Akhir-akhir ini, kesehatan mental menjadi isu medis yang sedang ramai diperbincangkan. Bukan tanpa alasan, karena seiring berjalannya waktu banyak pula kasus-kasus yang terjadi akibat adanya masalah dari mental. Seperti bunuh diri, dan kegiatan lain yang mengancam fisik. Gangguan mental dilatarbelakangi oleh banyak hal, salah satunya adalah trauma. seseorang yang mengalami luka masa lalu akan mengalami sebuah trauma dan bayang-bayang akan kejadian tersebut.
Sebuah Trauma didefinisikan oleh American Psychological Assotiation (APPA) sebagai respon emosional terhadap peristiwa yang mengerikan. Hal ini tidak bisa dibiarkan dan dianggap remeh, karena bisa mengganggu kehidupan seseorang yang seharusnya bisa berjalan dengan normal. Sehubungan dengan ini, agaknya kita perlu menengok kembali luka-luka dari para korban Bom atau serangan fisik atas perilaku para teroris, baik dari Indonesia atau dari negara manapun yang menjadi korban atas kejadian menyakitkan itu.
Mungkin luka fisik bisa sembuh seirng berjalannya waktu, lantas bagaimana dengan luka yang berhubungan dengan jiwa seseorang? Ketika kita melihat gencatan senjata yang ada di Gaza atau Israel, pasti jiwa kemanusiaan kita akan tersentuh. Betapa banyak warga sipil yang menjadi korban atas peristiwa tersebut. Mungkin kala pagi mereka masih bisa makan malam bersama keluarga tapi lain cerita untuk nuansa di malam hari, ketika siang sudah menjadi mimpi buruk untuk hari-hari berikutnya.
Hal ini juga yang menyandera jiwa-jiwa masyarakat kita beberapa waktu lalu. Tentang bom yang tiba-tiba meledakkan Gereja, pantai dan tempat-tempat lain. Selain bongkahan bangunan yang berserakan ada hal yang tentunya tertinggal atas peristiwa tersebut. Yakni nasib terdampak BOM, ia yang kehilangan keluarga, cidera fisik sampai kesehatan mental atas trauma yang menyiksa hari-hari mereka.
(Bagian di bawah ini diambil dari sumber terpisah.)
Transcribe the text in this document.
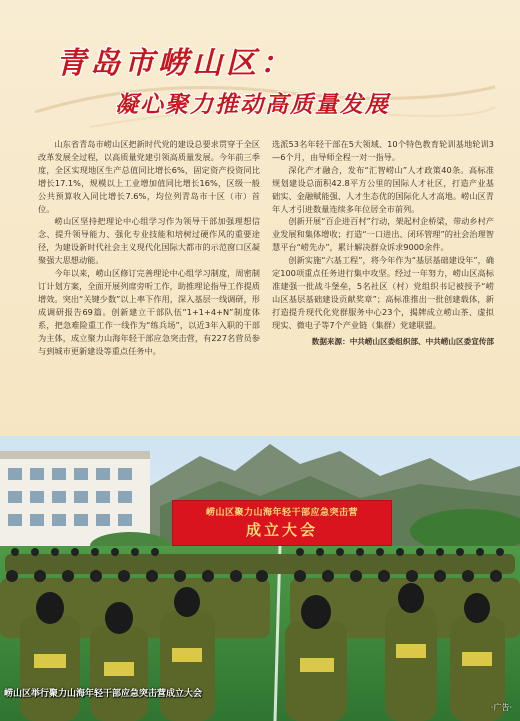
青岛市崂山区：
凝心聚力推动高质量发展

山东省青岛市崂山区把新时代党的建设总要求贯穿于全区改革发展全过程，以高质量党建引领高质量发展。今年前三季度，全区实现地区生产总值同比增长6%，固定资产投资同比增长17.1%，规模以上工业增加值同比增长16%，区级一般公共预算收入同比增长7.6%，均位列青岛市十区（市）首位。

崂山区坚持把理论中心组学习作为领导干部加强理想信念、提升领导能力、强化专业技能和培树过硬作风的重要途径，为建设新时代社会主义现代化国际大都市的示范窗口区凝聚强大思想动能。

今年以来，崂山区修订完善理论中心组学习制度，周密制订计划方案，全面开展列席旁听工作，助推理论指导工作提质增效。突出“关键少数”以上率下作用，深入基层一线调研，形成调研报告69篇。创新建立干部队伍“1+1+4+N”制度体系，把急难险重工作一线作为“练兵场”，以近3年入职的干部为主体，成立聚力山海年轻干部应急突击营，有227名营员参与到城市更新建设等重点任务中。

选派53名年轻干部在5大领域、10个特色教育轮训基地轮训3—6个月，由导师全程一对一指导。

深化产才融合，发布“汇智崂山”人才政策40条。高标准规划建设总面积42.8平方公里的国际人才社区，打造产业基础实、金融赋能强、人才生态优的国际化人才高地。崂山区青年人才引进数量连续多年位居全市前列。

创新开展“百企进百村”行动，架起村企桥梁，带动乡村产业发展和集体增收；打造“一口进出、闭环管理”的社会治理智慧平台“崂先办”，累计解决群众诉求9000余件。

创新实施“六基工程”，将今年作为“基层基础建设年”，确定100项重点任务进行集中攻坚。经过一年努力，崂山区高标准建强一批战斗堡垒，5名社区（村）党组织书记被授予“崂山区基层基础建设贡献奖章”；高标准推出一批创建载体，新打造提升现代化党群服务中心23个，揭牌成立崂山茶、虚拟现实、微电子等7个产业链（集群）党建联盟。

数据来源：中共崂山区委组织部、中共崂山区委宣传部
崂山区聚力山海年轻干部应急突击营
成立大会
崂山区举行聚力山海年轻干部应急突击营成立大会
·广告·
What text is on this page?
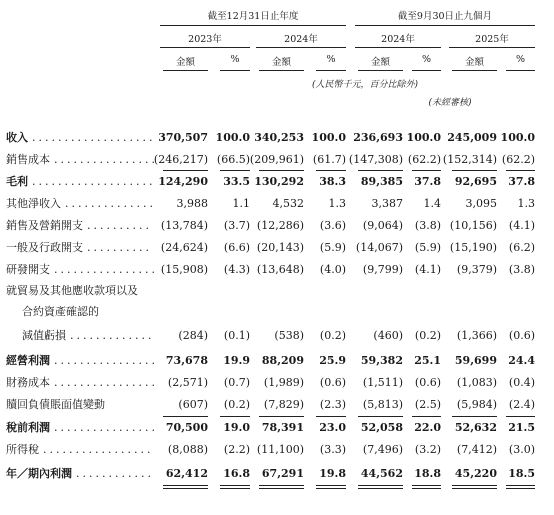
截至12月31日止年度	截至9月30日止九個月
2023年	2024年	2024年	2025年
金額	%	金額	%	金額	%	金額	%
(人民幣千元，百分比除外)
(未經審核)
收入	370,507 100.0 340,253 100.0 236,693 100.0 245,009 100.0
...................
銷售成本	(246,217) (66.5) (209,961) (61.7) (147,308) (62.2) (152,314) (62.2)
................
毛利	124,290	33.5 130,292	38.3	89,385	37.8	92,695	37.8
...................
其他淨收入	3,988	1.1	4,532	1.3	3,387	1.4	3,095	1.3
..............
銷售及營銷開支	(13,784)	(3.7) (12,286)	(3.6)	(9,064)	(3.8) (10,156)	(4.1)
..........
一般及行政開支	(24,624)	(6.6) (20,143)	(5.9) (14,067)	(5.9) (15,190)	(6.2)
..........
研發開支	(15,908)	(4.3) (13,648)	(4.0)	(9,799)	(4.1)	(9,379)	(3.8)
................
就貿易及其他應收款項以及
合約資產確認的
減值虧損	(284)	(0.1)	(538)	(0.2)	(460)	(0.2)	(1,366)	(0.6)
.............
經營利潤	73,678	19.9	88,209	25.9	59,382	25.1	59,699	24.4
................
財務成本	(2,571)	(0.7)	(1,989)	(0.6)	(1,511)	(0.6)	(1,083)	(0.4)
................
贖回負債賬面值變動	(607)	(0.2)	(7,829)	(2.3)	(5,813)	(2.5)	(5,984)	(2.4)
稅前利潤	70,500	19.0	78,391	23.0	52,058	22.0	52,632	21.5
................
所得稅	(8,088)	(2.2) (11,100)	(3.3)	(7,496)	(3.2)	(7,412)	(3.0)
.................
年／期內利潤	62,412	16.8	67,291	19.8	44,562	18.8	45,220	18.5
............
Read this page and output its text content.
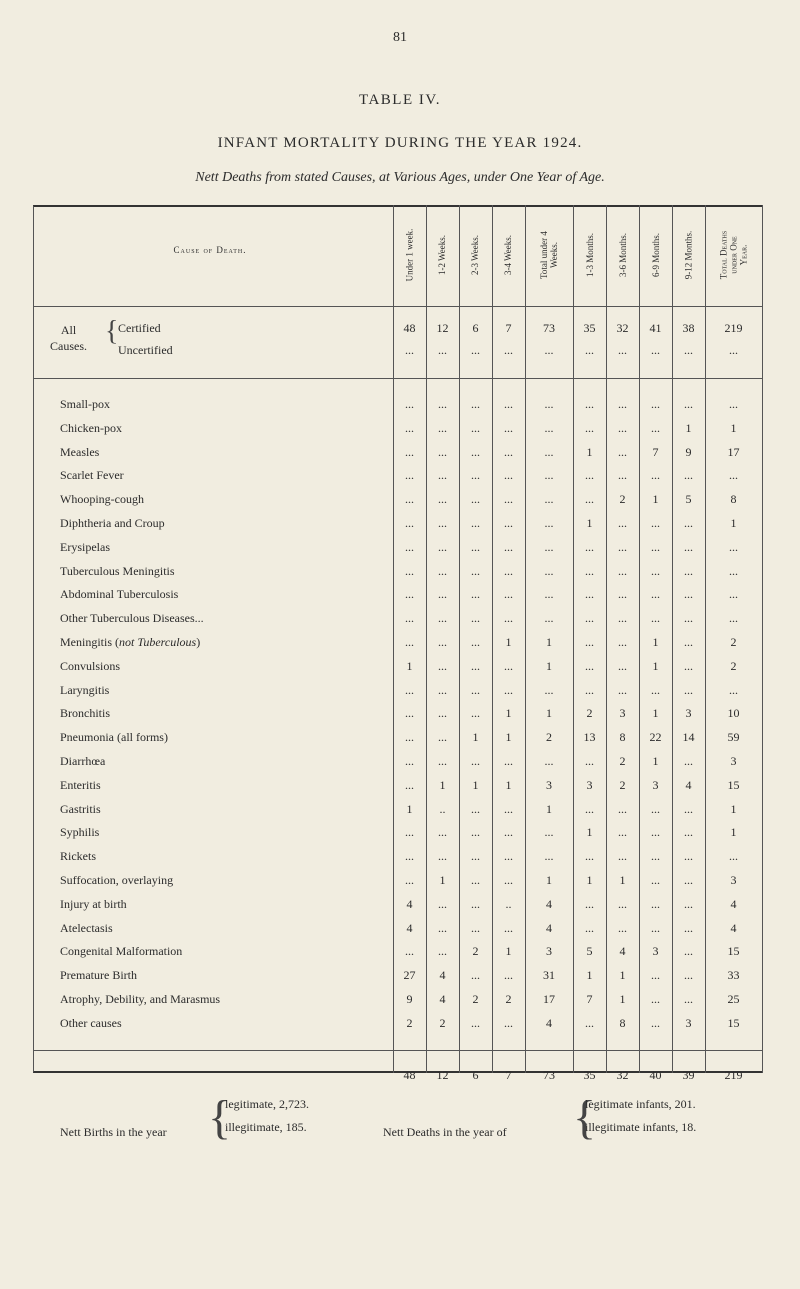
81
TABLE IV.
INFANT MORTALITY DURING THE YEAR 1924.
Nett Deaths from stated Causes, at Various Ages, under One Year of Age.
Cause of Death.	Under 1 week.	1-2 Weeks.	2-3 Weeks.	3-4 Weeks.	Total under 4 Weeks.	1-3 Months.	3-6 Months.	6-9 Months.	9-12 Months.	Total Deaths under One Year.
All
Causes. { Certified	48	12	6	7	73	35	32	41	38	219
Uncertified	...	...	...	...	...	...	...	...	...	...
Small-pox	...	...	...	...	...	...	...	...	...	...
Chicken-pox	...	...	...	...	...	...	...	...	1	1
Measles	...	...	...	...	...	1	...	7	9	17
Scarlet Fever	...	...	...	...	...	...	...	...	...	...
Whooping-cough	...	...	...	...	...	...	2	1	5	8
Diphtheria and Croup	...	...	...	...	...	1	...	...	...	1
Erysipelas	...	...	...	...	...	...	...	...	...	...
Tuberculous Meningitis	...	...	...	...	...	...	...	...	...	...
Abdominal Tuberculosis	...	...	...	...	...	...	...	...	...	...
Other Tuberculous Diseases...	...	...	...	...	...	...	...	...	...	...
Meningitis (not Tuberculous)	...	...	...	1	1	...	...	1	...	2
Convulsions	1	...	...	...	1	...	...	1	...	2
Laryngitis	...	...	...	...	...	...	...	...	...	...
Bronchitis	...	...	...	1	1	2	3	1	3	10
Pneumonia (all forms)	...	...	1	1	2	13	8	22	14	59
Diarrhœa	...	...	...	...	...	...	2	1	...	3
Enteritis	...	1	1	1	3	3	2	3	4	15
Gastritis	1	..	...	...	1	...	...	...	...	1
Syphilis	...	...	...	...	...	1	...	...	...	1
Rickets	...	...	...	...	...	...	...	...	...	...
Suffocation, overlaying	...	1	...	...	1	1	1	...	...	3
Injury at birth	4	...	...	..	4	...	...	...	...	4
Atelectasis	4	...	...	...	4	...	...	...	...	4
Congenital Malformation	...	...	2	1	3	5	4	3	...	15
Premature Birth	27	4	...	...	31	1	1	...	...	33
Atrophy, Debility, and Marasmus	9	4	2	2	17	7	1	...	...	25
Other causes	2	2	...	...	4	...	8	...	3	15
48	12	6	7	73	35	32	40	39	219
Nett Births in the year {
legitimate, 2,723.
illegitimate, 185.	Nett Deaths in the year of {
legitimate infants, 201.
illegitimate infants, 18.
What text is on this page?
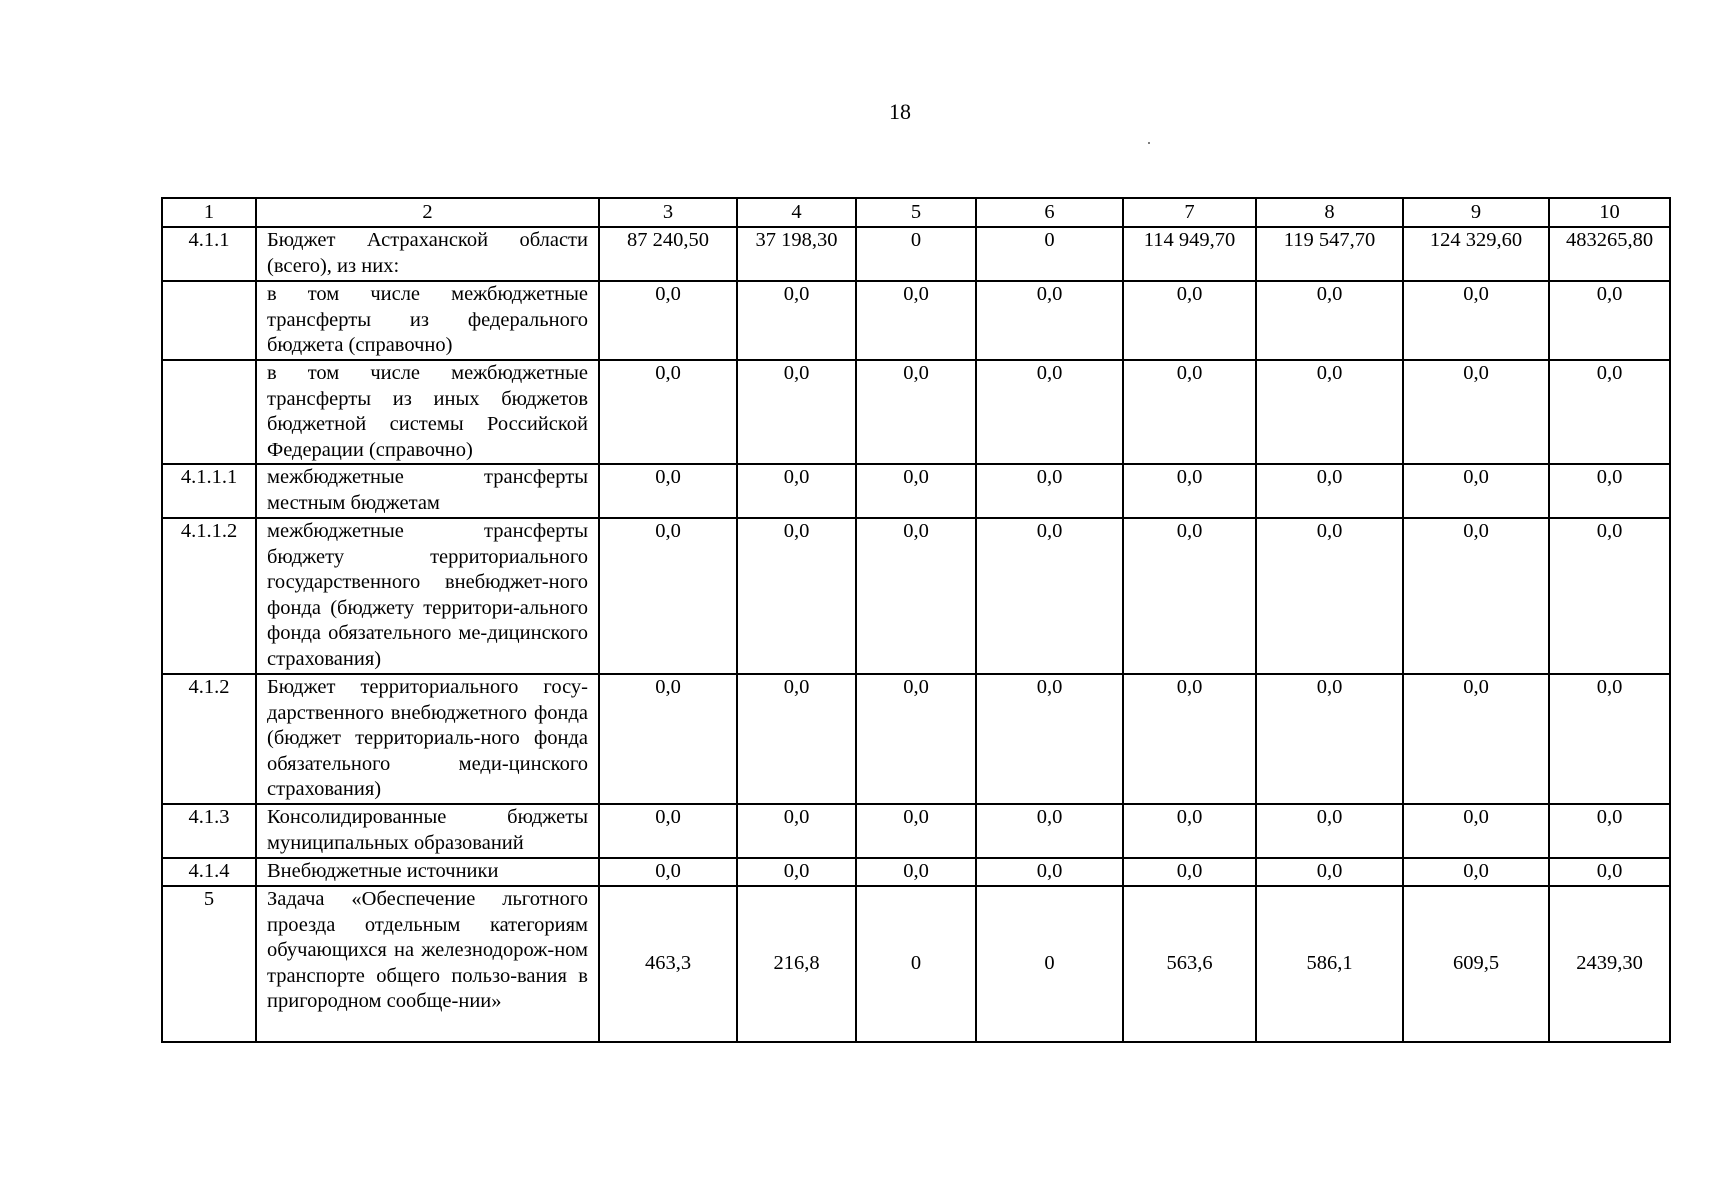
18
1	2	3	4	5	6	7	8	9	10
4.1.1	Бюджет Астраханской области (всего), из них:	87 240,50	37 198,30	0	0	114 949,70	119 547,70	124 329,60	483265,80
	в том числе межбюджетные трансферты из федерального бюджета (справочно)	0,0	0,0	0,0	0,0	0,0	0,0	0,0	0,0
	в том числе межбюджетные трансферты из иных бюджетов бюджетной системы Российской Федерации (справочно)	0,0	0,0	0,0	0,0	0,0	0,0	0,0	0,0
4.1.1.1	межбюджетные трансферты местным бюджетам	0,0	0,0	0,0	0,0	0,0	0,0	0,0	0,0
4.1.1.2	межбюджетные трансферты бюджету территориального государственного внебюджет-ного фонда (бюджету территори-ального фонда обязательного ме-дицинского страхования)	0,0	0,0	0,0	0,0	0,0	0,0	0,0	0,0
4.1.2	Бюджет территориального госу-дарственного внебюджетного фонда (бюджет территориаль-ного фонда обязательного меди-цинского страхования)	0,0	0,0	0,0	0,0	0,0	0,0	0,0	0,0
4.1.3	Консолидированные бюджеты муниципальных образований	0,0	0,0	0,0	0,0	0,0	0,0	0,0	0,0
4.1.4	Внебюджетные источники	0,0	0,0	0,0	0,0	0,0	0,0	0,0	0,0
5	Задача «Обеспечение льготного проезда отдельным категориям обучающихся на железнодорож-ном транспорте общего пользо-вания в пригородном сообще-нии»	463,3	216,8	0	0	563,6	586,1	609,5	2439,30
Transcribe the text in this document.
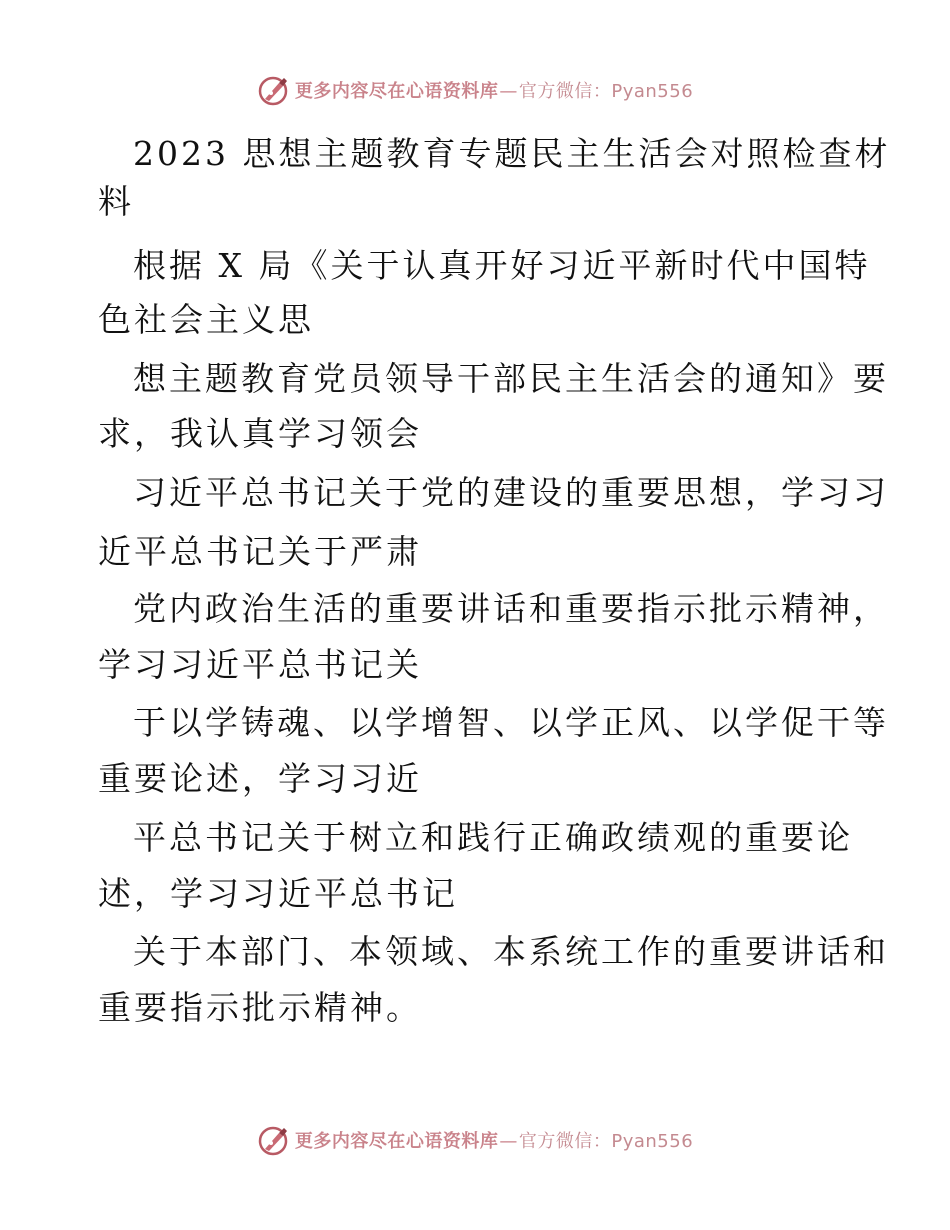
更多内容尽在心语资料库—官方微信：Pyan556
2023 思想主题教育专题民主生活会对照检查材
料
根据 X 局《关于认真开好习近平新时代中国特
色社会主义思
想主题教育党员领导干部民主生活会的通知》要
求，我认真学习领会
习近平总书记关于党的建设的重要思想，学习习
近平总书记关于严肃
党内政治生活的重要讲话和重要指示批示精神，
学习习近平总书记关
于以学铸魂、以学增智、以学正风、以学促干等
重要论述，学习习近
平总书记关于树立和践行正确政绩观的重要论
述，学习习近平总书记
关于本部门、本领域、本系统工作的重要讲话和
重要指示批示精神。
更多内容尽在心语资料库—官方微信：Pyan556
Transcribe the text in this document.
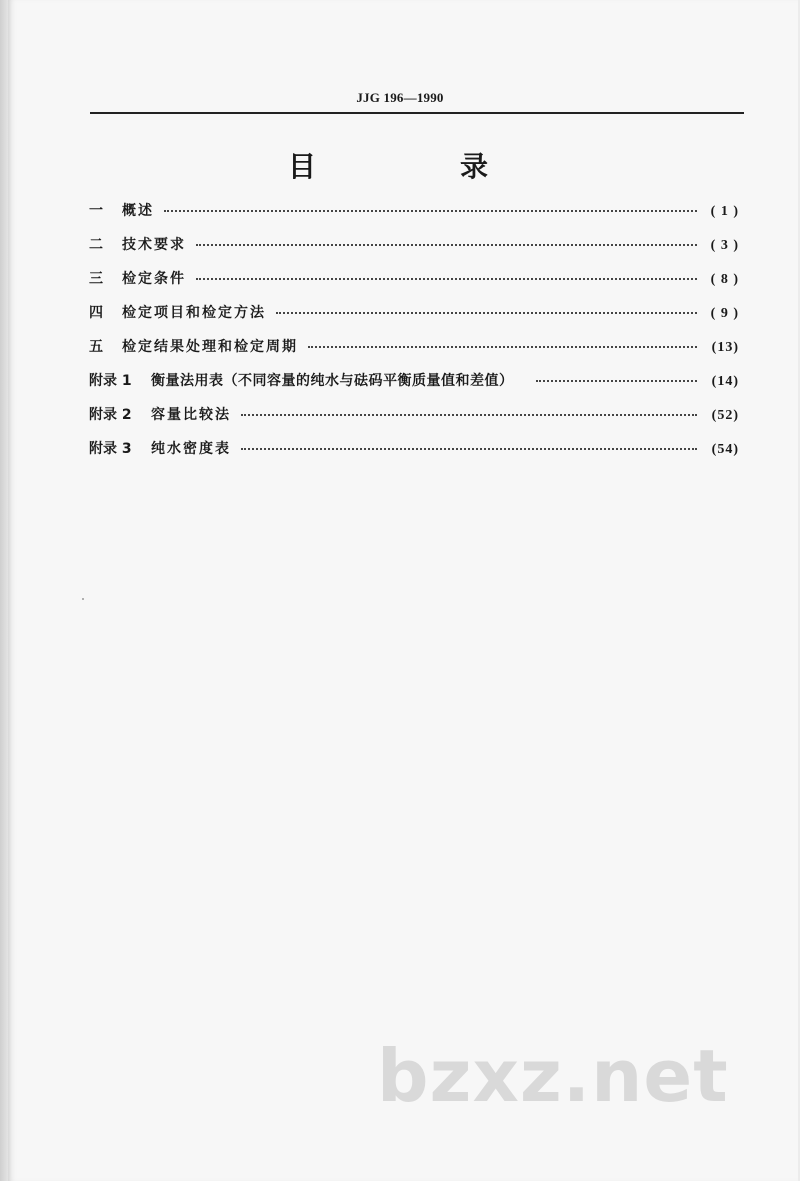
JJG 196—1990
目　录
一	概述	( 1 )
二	技术要求	( 3 )
三	检定条件	( 8 )
四	检定项目和检定方法	( 9 )
五	检定结果处理和检定周期	(13)
附录 1	衡量法用表（不同容量的纯水与砝码平衡质量值和差值）	(14)
附录 2	容量比较法	(52)
附录 3	纯水密度表	(54)
bzxz.net
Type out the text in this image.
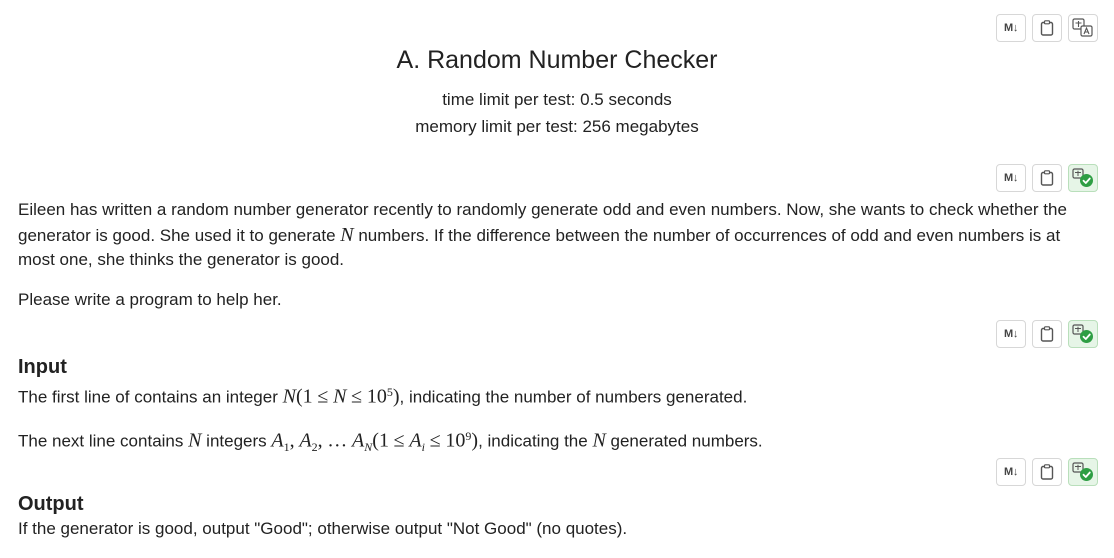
M↓
A. Random Number Checker
time limit per test: 0.5 seconds
memory limit per test: 256 megabytes
M↓
Eileen has written a random number generator recently to randomly generate odd and even numbers. Now, she wants to check whether the generator is good. She used it to generate N numbers. If the difference between the number of occurrences of odd and even numbers is at most one, she thinks the generator is good.
Please write a program to help her.
M↓
Input
The first line of contains an integer $N(1 \le N \le 10^5)$, indicating the number of numbers generated.
The next line contains N integers $A_1$, $A_2$, … $A_N(1 \le A_i \le 10^9)$, indicating the N generated numbers.
M↓
Output
If the generator is good, output "Good"; otherwise output "Not Good" (no quotes).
Beberapa penelitian menyebutkan bahwa luka akibat trauma bisa terjadi bertahun-tahun dengan dampat kesehatan tidak hanya psikologis bahkan samapai biologis. Atas kejadian tersebut, seseorang cenderung mempenaruhi kualitas hidupnya. Jika mengacu pada perintah agama, mengenai khalifah fil ardh atau pemimpin di bumi, maka apa yang menimpa mereka sudah menjadi tanggungjawab bagi kita semua. Sekalipun kita tidak turut andil dalam melakukan kejahatan itu.
Karena akan lebih baik jika kita bisa membantu sesama, sekalipun tidak dalam tindakan medis, tetapi suara juga perlu disuarakan agar suara tidak berhenti pada individu yang memiliki kepekaan. Dilansir dari klikdokter.com korban Bom akan mengalami kecemasan berlebih, sulit mempercayai seseorang dan selalu merasasa terancam. Apakah yang mengalami hal ini hanya para korban yang berada di tempat terjadinya bom tersebut. Tentunya, tidak hanya korban yang ada di tempatnya langsung, melainkan bisa terjadi oleh siapapun.
Mengingat tentang adanya kasus terorisme yang menghantui masyarakat. Maka tindakan atas kasus ini harus terus dilangitkan. Apalagi jika melihar tentang bagaimana kedaan traumatis korban sebagaimana yang sudah disebutkan. Agaknya, solusi tentang kasus ini harus dilakukan oleh seluru lapisan masyarakat dari berbagai latarbelakang. Jika ditelaah dari sisi agama (baca: agama Islam) maka tindak terorisme seharusnya tidak ada karena sejatinya agama tidak pernah mengajarkan kekerasan melainkan mengajarkan akan adanya kedamaian dan cinta.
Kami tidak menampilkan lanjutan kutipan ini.